WORLD OF FIGURES: Even with inflation you can’t finish Sh240m ever!

The answer was shocking: at that withdrawal rate, money would never get finished – never ever. PHOTO| FILE| NATION MEDIA GROUP

What you need to know:

  • This means that over the past 56 years, the general prices of goods and services in Kenya have increased by a factor of 199.34 – almost 200 times. In other words, an item that cost one shilling in 1961 will most likely cost about Sh200 today.
  • From this data, it turns out that the average annual inflation rate over the last 56 years was about 9.92 per cent.

Last week we attempted to answer this question: if you have Sh240 million in a bank account and you spent Sh10,000 daily, how long would the money last? The answer was shocking: at that withdrawal rate, money would never get finished – never ever. It would last until the end of the world!

The reason is that, each day, the Sh240 million earns more than Sh10,000 in interest. Therefore, as we found out, your balance would gradually increase even though you are removing a large sum daily.

But then a second question popped up: what if you wanted to maintain the same lifestyle that costs Sh10,000 today? That is, buy the same quality and quantity of goods for as long as possible: how long would the Sh240 million last?

To get the answer, we need to account for inflation. Records from the Kenya National Bureau of Statistics indicate that the consumer price index in Kenya increased from 0.93 in 1961, when data collection started, to 185.39 in June this year.

This means that over the past 56 years, the general prices of goods and services in Kenya have increased by a factor of 199.34 – almost 200 times. In other words, an item that cost one shilling in 1961 will most likely cost about Sh200 today. From this data, it turns out that the average annual inflation rate over the last 56 years was about 9.92 per cent. It is reasonable to use this long-term average rate to project to the future. Indeed, in order to simplify the calculation, we may round it off to 10 per cent.

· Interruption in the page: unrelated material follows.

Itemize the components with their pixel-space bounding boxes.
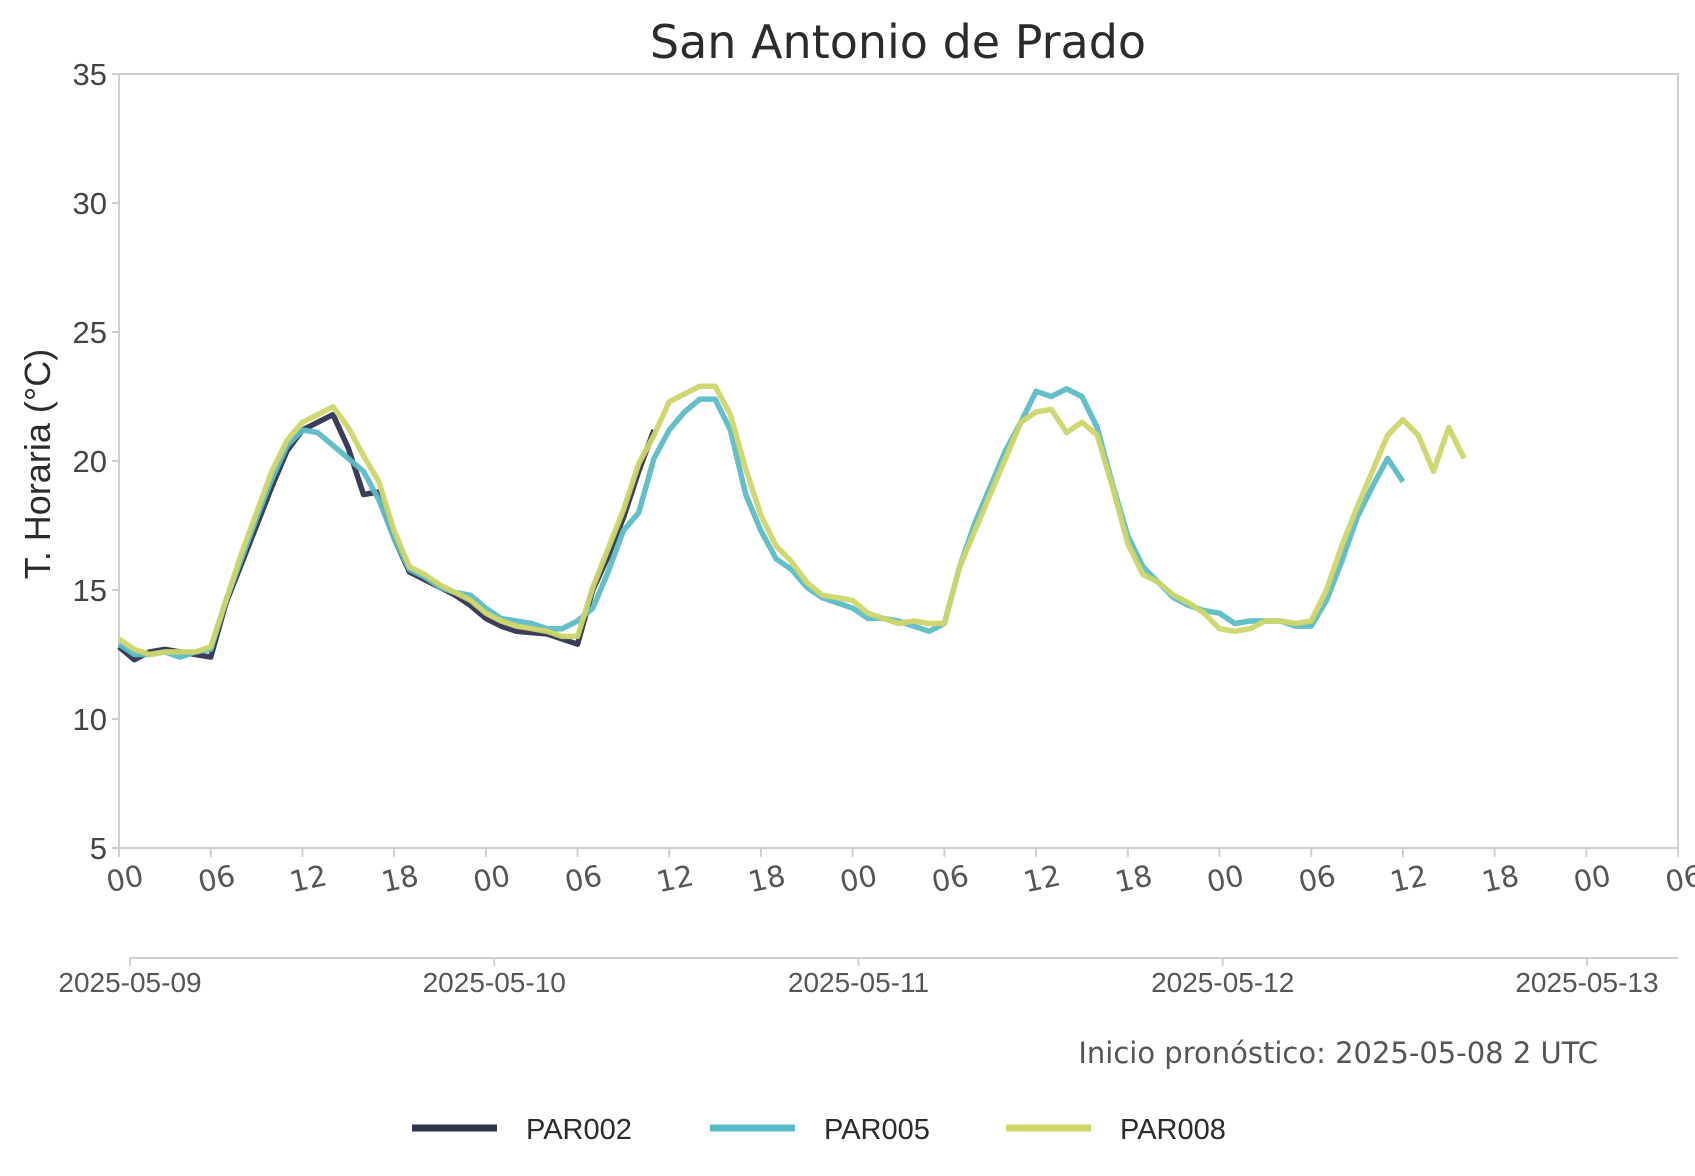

Thus, in the first year you would deduct Sh10,000 daily (Sh3.65m in total); then increase that to Sh11,000 in the second year (Sh4.015m in all); then to Sh12,100 in the third (Sh4.4m) and so on.

At the same time, the bank will pay you interest on the balance in your account; perhaps a modest rate of 7 per cent per annum. Your principal balance in the first year will vary from Sh240m in the beginning to Sh236.35m at the end.

Thus the average balance during the year will be Sh238.175m. Therefore, at the rate of 7 percent per annum, you will earn an interest of about Sh16.67m. Consequently, at the end of the first year, you will have withdrawn Sh3.65m and the bank will pay Sh16.67m; the net result is an addition of about Sh13m. In other words, you balance will have increased from Sh240m to Sh253m.

Again we find that, even if we accounted for inflation, you would still be taking out less money than what the bank is paying you. So you still cannot finish the Sh240m – never, ever!

This is the sort of thing that happens to the Nobel Prize Fund. Every year since 1901, they pay out large sums of money to the winners but the kitty is never depleted.